Have you heard of the Chameleon Reader? It is a kit to turn ANY book into an audio book in your voice or those of family and friends. You simply stick a sticker on each page of the book and record the text with the pen. You can record up to 4 versions in different languages per sticker (or have 4 different people read the same story). It's a great tool for fostering children's love of reading and raising multilingual children.
But there is so much more you can do with it, it doesn’t end with recording the text in a book. This is how we love to use the reader:
1. Treasure hunt through the house
I might as well start this list with the most loved way to use our pen – A treasure hunt! Make a set of little notes, with a sticker on each note. Each sticker has a riddle or clue which leads to a spot in the house where the next note is waiting for them.
The last note will lead to a gift or treat. The build-up to find the gifts is often more fun than the gift itself! We use these treasure hunts for special celebrations such as Easter, Birthdays and Christmas, but obviously you can use them any day of the year.
2. Write your own book
The fact they can’t write yet is no reason to not write a book. We love creating our own books, both fiction and non-fiction. We created non-fiction books by cutting pictures out of magazines and researching fact online. I love the stories where Benji creates his own pictures though. They are something I will cherish forever. The process is simple. Get a little notepad, or simply staple a few pieces of paper together, let them create the graphics, and then use a sticker on each page to tell the story out loud.

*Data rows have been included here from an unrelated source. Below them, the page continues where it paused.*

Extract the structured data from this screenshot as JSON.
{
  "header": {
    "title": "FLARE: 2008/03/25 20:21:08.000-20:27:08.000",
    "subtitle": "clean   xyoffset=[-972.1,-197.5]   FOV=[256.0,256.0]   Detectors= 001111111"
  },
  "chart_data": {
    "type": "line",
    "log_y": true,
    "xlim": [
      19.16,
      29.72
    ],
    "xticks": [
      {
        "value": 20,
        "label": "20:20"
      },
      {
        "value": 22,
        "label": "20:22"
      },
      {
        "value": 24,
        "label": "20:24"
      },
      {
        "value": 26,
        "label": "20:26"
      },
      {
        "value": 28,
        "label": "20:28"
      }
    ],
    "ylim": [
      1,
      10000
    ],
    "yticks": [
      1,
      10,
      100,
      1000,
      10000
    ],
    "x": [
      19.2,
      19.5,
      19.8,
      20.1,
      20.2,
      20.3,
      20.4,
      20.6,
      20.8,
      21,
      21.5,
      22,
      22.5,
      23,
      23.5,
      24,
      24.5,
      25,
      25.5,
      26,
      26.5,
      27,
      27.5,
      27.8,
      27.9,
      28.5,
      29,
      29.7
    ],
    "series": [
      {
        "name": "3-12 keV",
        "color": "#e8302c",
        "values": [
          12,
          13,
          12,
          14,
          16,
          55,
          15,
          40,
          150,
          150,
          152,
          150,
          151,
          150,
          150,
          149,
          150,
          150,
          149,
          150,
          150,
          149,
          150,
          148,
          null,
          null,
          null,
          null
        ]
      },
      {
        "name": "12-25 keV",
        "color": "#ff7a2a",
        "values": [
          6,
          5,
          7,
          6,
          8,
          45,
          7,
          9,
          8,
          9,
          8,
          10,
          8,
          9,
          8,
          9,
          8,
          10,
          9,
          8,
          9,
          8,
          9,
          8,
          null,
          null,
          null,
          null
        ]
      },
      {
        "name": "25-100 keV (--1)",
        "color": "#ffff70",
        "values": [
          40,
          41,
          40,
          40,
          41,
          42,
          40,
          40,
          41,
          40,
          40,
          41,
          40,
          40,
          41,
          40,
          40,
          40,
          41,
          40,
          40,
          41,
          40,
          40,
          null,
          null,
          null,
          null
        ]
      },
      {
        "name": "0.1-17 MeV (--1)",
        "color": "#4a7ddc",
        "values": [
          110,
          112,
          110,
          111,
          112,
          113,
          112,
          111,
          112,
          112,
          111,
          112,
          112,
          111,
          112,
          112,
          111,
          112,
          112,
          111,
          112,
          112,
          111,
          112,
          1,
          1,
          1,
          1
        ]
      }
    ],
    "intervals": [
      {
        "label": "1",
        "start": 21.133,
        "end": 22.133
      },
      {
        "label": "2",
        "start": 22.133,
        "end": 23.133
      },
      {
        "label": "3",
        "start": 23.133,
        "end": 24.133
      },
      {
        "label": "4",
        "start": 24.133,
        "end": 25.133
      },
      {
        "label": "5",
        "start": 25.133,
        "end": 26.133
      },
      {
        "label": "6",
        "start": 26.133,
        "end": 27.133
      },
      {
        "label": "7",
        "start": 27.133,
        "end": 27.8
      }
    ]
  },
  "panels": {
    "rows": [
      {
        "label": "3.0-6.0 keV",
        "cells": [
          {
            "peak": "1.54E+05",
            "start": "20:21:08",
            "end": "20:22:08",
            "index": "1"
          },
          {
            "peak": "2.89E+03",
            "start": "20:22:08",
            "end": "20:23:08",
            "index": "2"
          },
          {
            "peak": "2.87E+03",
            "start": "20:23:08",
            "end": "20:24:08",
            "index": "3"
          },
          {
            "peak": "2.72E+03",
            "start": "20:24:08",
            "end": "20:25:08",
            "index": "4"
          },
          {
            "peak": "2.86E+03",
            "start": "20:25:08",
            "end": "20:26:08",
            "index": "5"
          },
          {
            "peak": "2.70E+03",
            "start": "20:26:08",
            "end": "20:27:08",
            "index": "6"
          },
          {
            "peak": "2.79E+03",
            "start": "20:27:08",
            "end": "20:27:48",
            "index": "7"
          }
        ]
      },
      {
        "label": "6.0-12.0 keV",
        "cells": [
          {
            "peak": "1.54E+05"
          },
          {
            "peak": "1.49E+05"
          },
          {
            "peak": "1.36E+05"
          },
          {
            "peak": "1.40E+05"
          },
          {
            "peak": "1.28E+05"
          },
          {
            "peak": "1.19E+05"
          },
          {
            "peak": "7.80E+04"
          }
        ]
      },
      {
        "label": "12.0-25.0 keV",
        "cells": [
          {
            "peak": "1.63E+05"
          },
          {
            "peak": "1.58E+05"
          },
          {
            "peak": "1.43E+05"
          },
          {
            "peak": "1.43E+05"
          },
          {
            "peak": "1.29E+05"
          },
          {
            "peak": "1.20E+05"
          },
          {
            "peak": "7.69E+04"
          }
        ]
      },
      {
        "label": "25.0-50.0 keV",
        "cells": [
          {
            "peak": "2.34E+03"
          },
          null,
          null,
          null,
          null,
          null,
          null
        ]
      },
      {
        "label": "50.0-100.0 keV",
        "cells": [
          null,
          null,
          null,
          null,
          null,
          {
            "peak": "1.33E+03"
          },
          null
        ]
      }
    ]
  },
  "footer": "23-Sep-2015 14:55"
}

3. Invitation to play with recorded message
This one is a wonderful way to start the day when you have an early riser. Set up an invitation to play and leave an instruction on a card for them. The invitation can be anything. A few ideas are:
Can you build a zoo for these animals (leaving out blocks and animals)?
Can you find a way for the people to cross the river? (leaving figurines, loose parts and play dough out)
Can you create a family portrait using these crayons and wrap it to give to your Grandmother?
You can even add additional messages with hints for the more complex set ups. You could also include an inspiring good morning message practising positive affirmations.
4. Stick stickers on items in the house in various languages
This is definitely the easiest of the list. Just stick stickers on various items throughout the house. (or use little cards with stickers on it) and record the name of the item. We love doing this in multiple languages. Chair in Dutch is called ‘stoel’ and ‘uija’ in Korean. Your child can just walk around the house and randomly practise the names of all different items. Or you can ask them – Can you find ‘de stoel’ and make a little game out of it.
5. Create your own board game
This one is fabulous to do as a whole family. Draw your board game on a large piece of paper or cardboard and paint or colour it in. Then you can create a set of cards with different challenges or questions. (the funnier the better!) If you don’t want separate game cards you can stick the stickers straight onto the board. Don’t forget to record the rules of your game too, we want to make sure everyone is at the same page!
6. Let the animals/Christmas elf talk
It doesn’t need too much explanation. For those who are participating in the Elf on the Shelf it is a really fun idea to let the Elf talk. The adults can go all out with fun voices too! If you don’t include the Elf into your celebrations you can also choose another toy who leaves lovely messages for their owners.
7. Create an interactive globe
By adding stickers to your globe, you enrich the learning significantly. The stickers can provide not just the name of the country and their capital city, but so much more. Depending on the child’s interests you can include information about the food they eat, the animals that live there, or even what cars are most seen. The sky is the limit!
8. Letter, word or sound matching
This is a wonderful matching activity. Stick stickers to some coins or cardboard discs. Record an animal sounds to each coin. Then let your little one try to match the right sound to the right animal. If you want to make it self correcting, you can either draw the matching animal on the back. Or you can add another sticker which says the name of the animal. Of course, it doesn’t have to have animal sounds, you can be as creative as you want. Just choose a well loved book and see how you can include a matching activity to it.
9. Add them to flashcards/memory game
Adding stickers to flashcards helps young kids grow their vocabulary, and you don’t have to answer the question “what does this say?" a million times a day! If you have two of each flashcard you can play memory with it too. If you’re bilingual you can record the word in each language on the cards.
10. Create a memory box
Does your child love it when you tell stories about your pregnancy or when they were little? Do they like to hear the adventures of when you were their age? You can create a beautiful memory box by collecting photos and cards and those tiny outfits and telling the stories by adding the stickers. It is a wonderful activity to learn about each other, and the collection can continue to grow.